A new UK consumer tech entrant, Sayph, launched yesterday with a device aimed squarely at the "safer first phone" segment that has grown around rising parental anxiety about childhood smartphone use. The phone costs £189 outright plus a £5 monthly subscription for its parental control platform, placing it at the cheaper end of a market that already includes Pinwheel (US), Troomi (US) and the Bark Phone, each typically costing more both upfront and in monthly service.
The design choice that differentiates Sayph is what is not on it: no app store, no web browser (unless a parent switches one on), no social media clients. Children get voice calls, one-to-one messaging and location tracking, with all contacts subject to parental approval. Rather than stacking parental control apps on top of a full Android or iOS experience, Sayph restricts by default and opens permissions up from there.
Parents want their children to have independence; to walk to school, to go to friends' houses, for example, but they don't want to expose them to the pressures and risks of social media and open internet access.
Co-founder Ami Penolver positioned the product as "pro-childhood rather than anti-technology". The company has folded a donation model into the launch: for every ten devices sold into a school, one is given to a pupil premium child, and for every hundred sold overall, one goes to a looked-after child.
Sayph is entering a UK market where policy has been moving in its direction.

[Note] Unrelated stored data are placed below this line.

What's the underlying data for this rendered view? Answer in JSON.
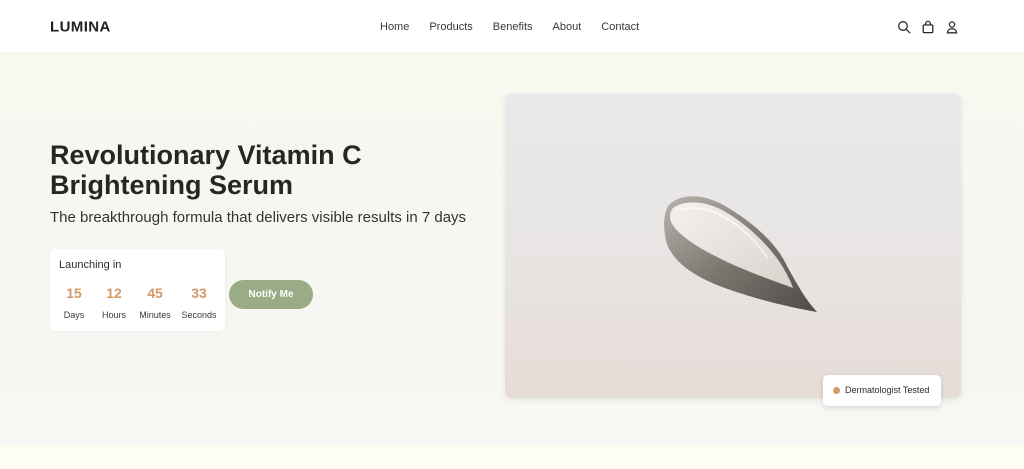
{
  "brand": {
    "logo": "LUMINA"
  },
  "nav": {
    "items": [
      {
        "label": "Home"
      },
      {
        "label": "Products"
      },
      {
        "label": "Benefits"
      },
      {
        "label": "About"
      },
      {
        "label": "Contact"
      }
    ]
  },
  "header_icons": [
    "search-icon",
    "bag-icon",
    "user-icon"
  ],
  "hero": {
    "headline": "Revolutionary Vitamin C Brightening Serum",
    "subheadline": "The breakthrough formula that delivers visible results in 7 days",
    "countdown": {
      "title": "Launching in",
      "units": [
        {
          "value": "15",
          "label": "Days"
        },
        {
          "value": "12",
          "label": "Hours"
        },
        {
          "value": "45",
          "label": "Minutes"
        },
        {
          "value": "33",
          "label": "Seconds"
        }
      ]
    },
    "cta_label": "Notify Me",
    "badge_label": "Dermatologist Tested"
  },
  "colors": {
    "accent": "#d29a64",
    "button": "#9aac86",
    "text": "#262626"
  }
}
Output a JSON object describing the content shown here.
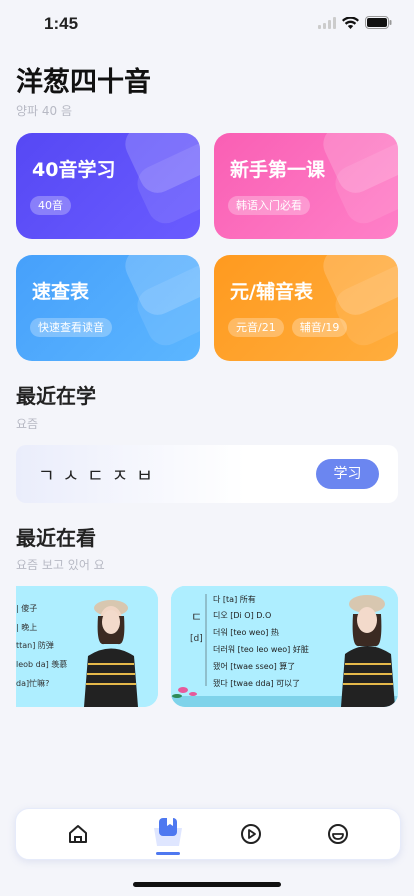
{
  "status": {
    "time": "1:45"
  },
  "header": {
    "title": "洋葱四十音",
    "subtitle": "양파 40 음"
  },
  "cards": [
    {
      "title": "40音学习",
      "tags": [
        "40音"
      ],
      "color": "#5a4bf5"
    },
    {
      "title": "新手第一课",
      "tags": [
        "韩语入门必看"
      ],
      "color": "#fb6bbd"
    },
    {
      "title": "速查表",
      "tags": [
        "快速查看读音"
      ],
      "color": "#4ea9ff"
    },
    {
      "title": "元/辅音表",
      "tags": [
        "元音/21",
        "辅音/19"
      ],
      "color": "#ffa12c"
    }
  ],
  "recent_learn": {
    "title": "最近在学",
    "subtitle": "요즘",
    "letters": "ㄱㅅㄷㅈㅂ",
    "button": "学习"
  },
  "recent_watch": {
    "title": "最近在看",
    "subtitle": "요즘 보고 있어 요",
    "videos": [
      {
        "lines": [
          "| 傻子",
          "| 晚上",
          "ttan] 防弹",
          "leob da] 羡慕",
          "da]忙嘛?"
        ]
      },
      {
        "side_char": "ㄷ",
        "side_ipa": "[d]",
        "lines": [
          "다 [ta] 所有",
          "디오 [Di O] D.O",
          "더워 [teo weo] 热",
          "더러워 [teo leo weo] 好脏",
          "됐어 [twae sseo] 算了",
          "됐다 [twae dda] 可以了"
        ]
      }
    ]
  },
  "tabbar": {
    "items": [
      "home-icon",
      "book-icon",
      "play-icon",
      "smile-icon"
    ],
    "active": 1
  }
}
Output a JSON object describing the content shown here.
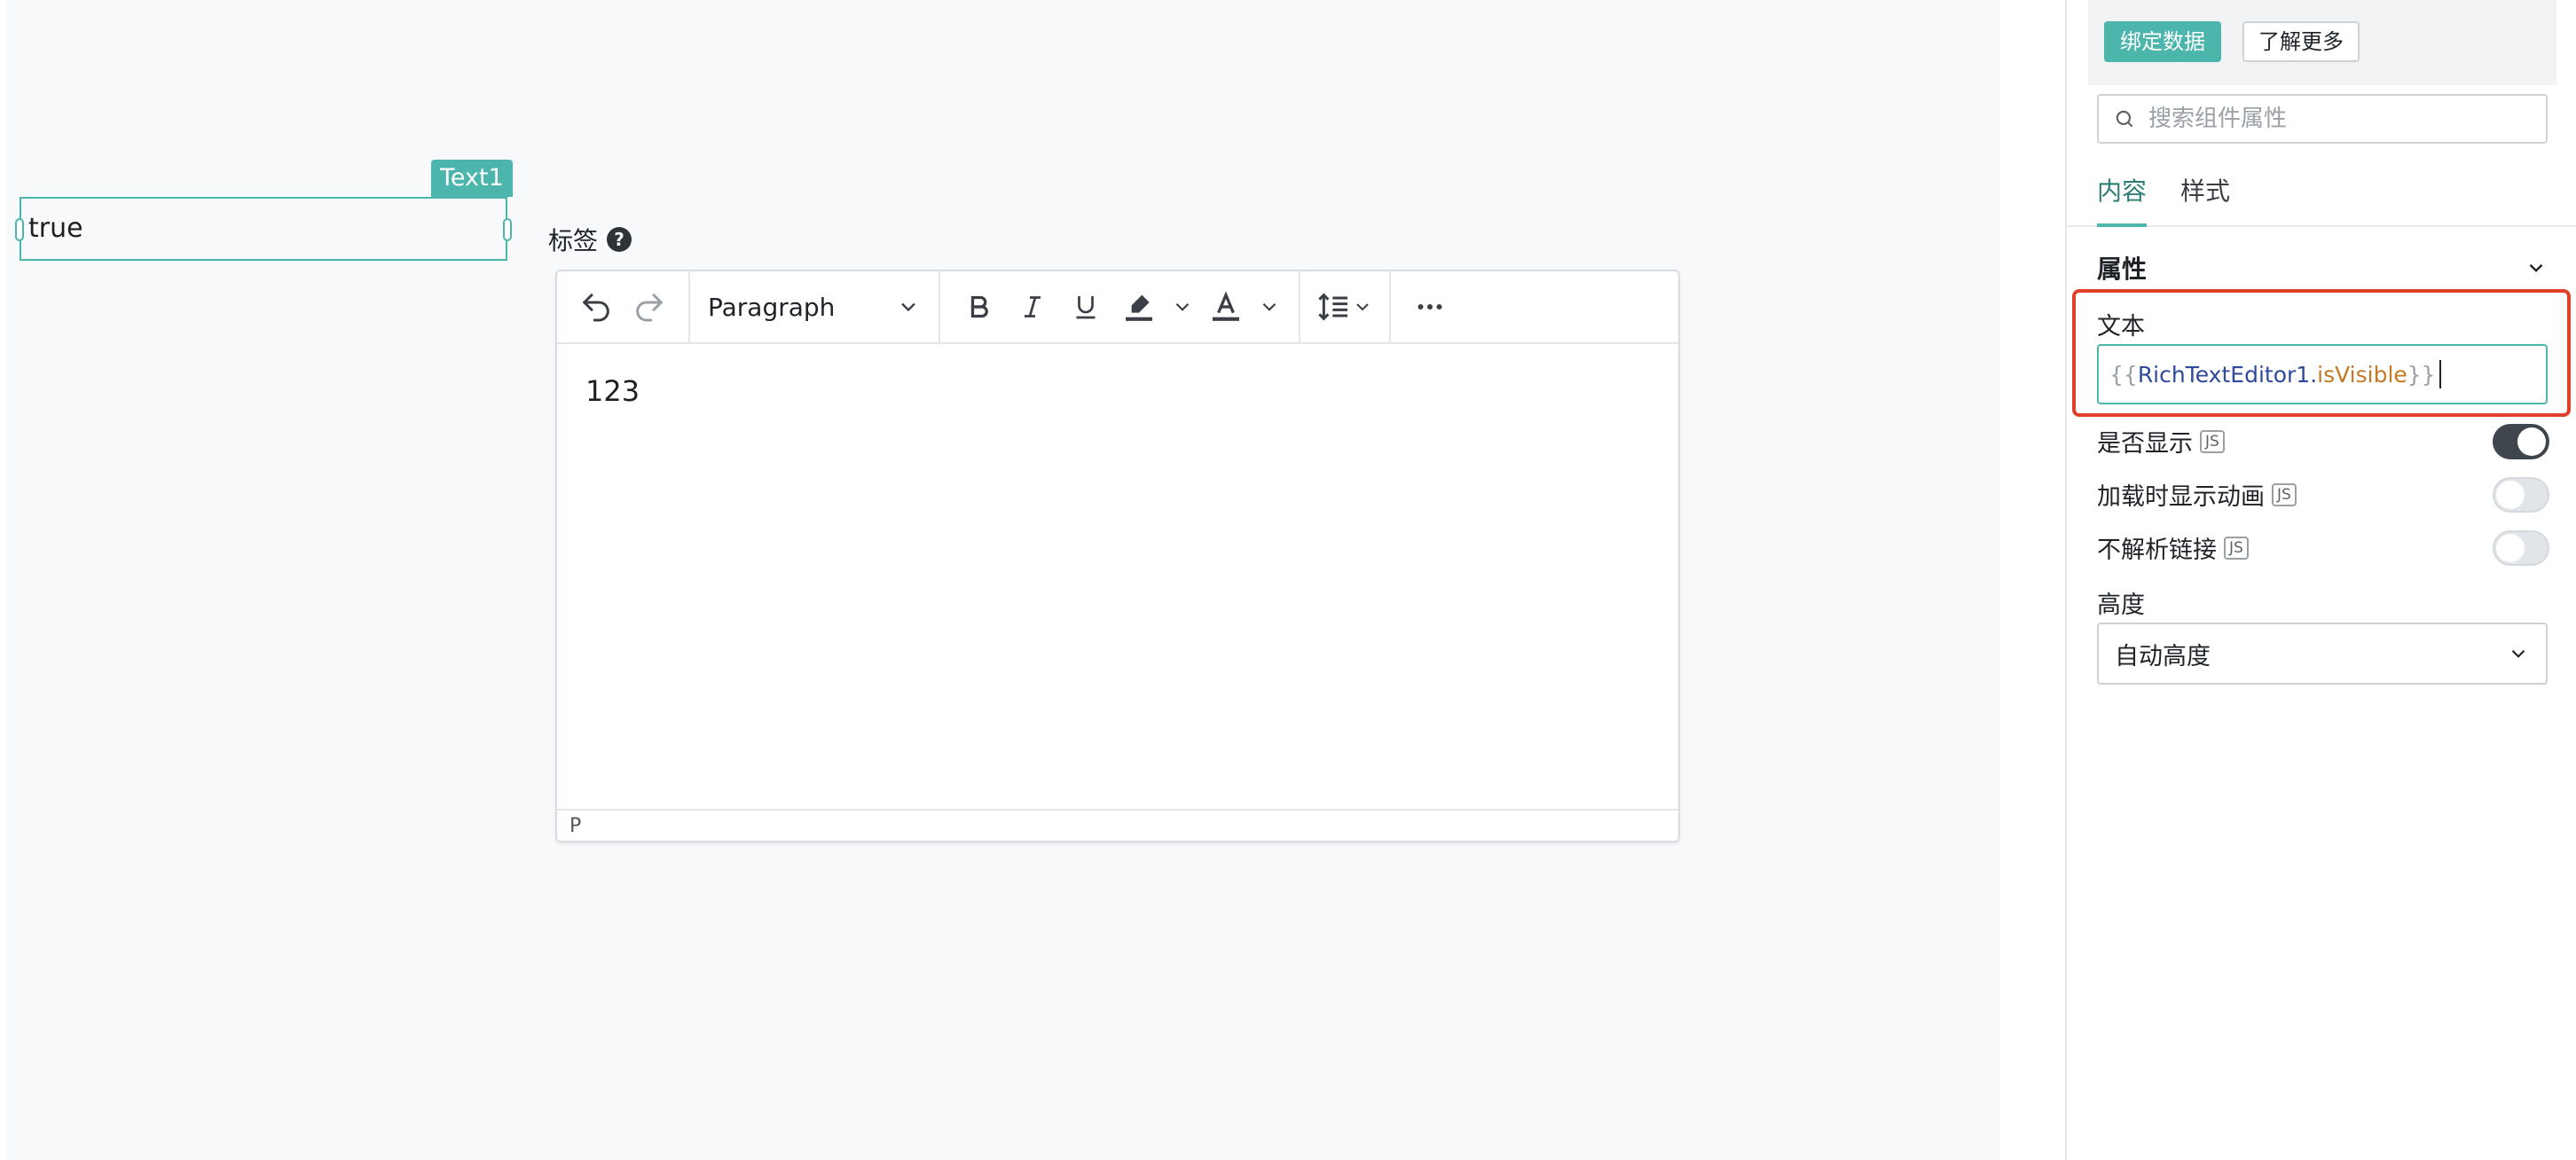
{
  "canvas": {
    "text_widget": {
      "tag": "Text1",
      "value": "true"
    },
    "rich_text_editor": {
      "label": "标签",
      "toolbar": {
        "paragraph_select": "Paragraph"
      },
      "content": "123",
      "status_path": "P"
    }
  },
  "panel": {
    "bind_button": "绑定数据",
    "learn_button": "了解更多",
    "search_placeholder": "搜索组件属性",
    "tabs": [
      "内容",
      "样式"
    ],
    "section_title": "属性",
    "text_field": {
      "label": "文本",
      "open_brace": "{{",
      "object": "RichTextEditor1",
      "dot": ".",
      "property": "isVisible",
      "close_brace": "}}"
    },
    "toggles": [
      {
        "label": "是否显示",
        "badge": "JS",
        "state": "on"
      },
      {
        "label": "加载时显示动画",
        "badge": "JS",
        "state": "off"
      },
      {
        "label": "不解析链接",
        "badge": "JS",
        "state": "off"
      }
    ],
    "height": {
      "label": "高度",
      "value": "自动高度"
    }
  },
  "colors": {
    "accent": "#4db6ac",
    "highlight": "#e0402a",
    "toggle_on": "#3f454c"
  }
}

A private member's bill to restrict smartphone use for under-16s passed into the parliamentary record in 2024, and the Department for Education has tightened school guidance on mobile phones. At £189 plus £5 a month, Sayph is priced well below its closest US competitors, though still at roughly three to four times the cost of a second-hand budget Android, which remains the default alternative for most families on a tight budget.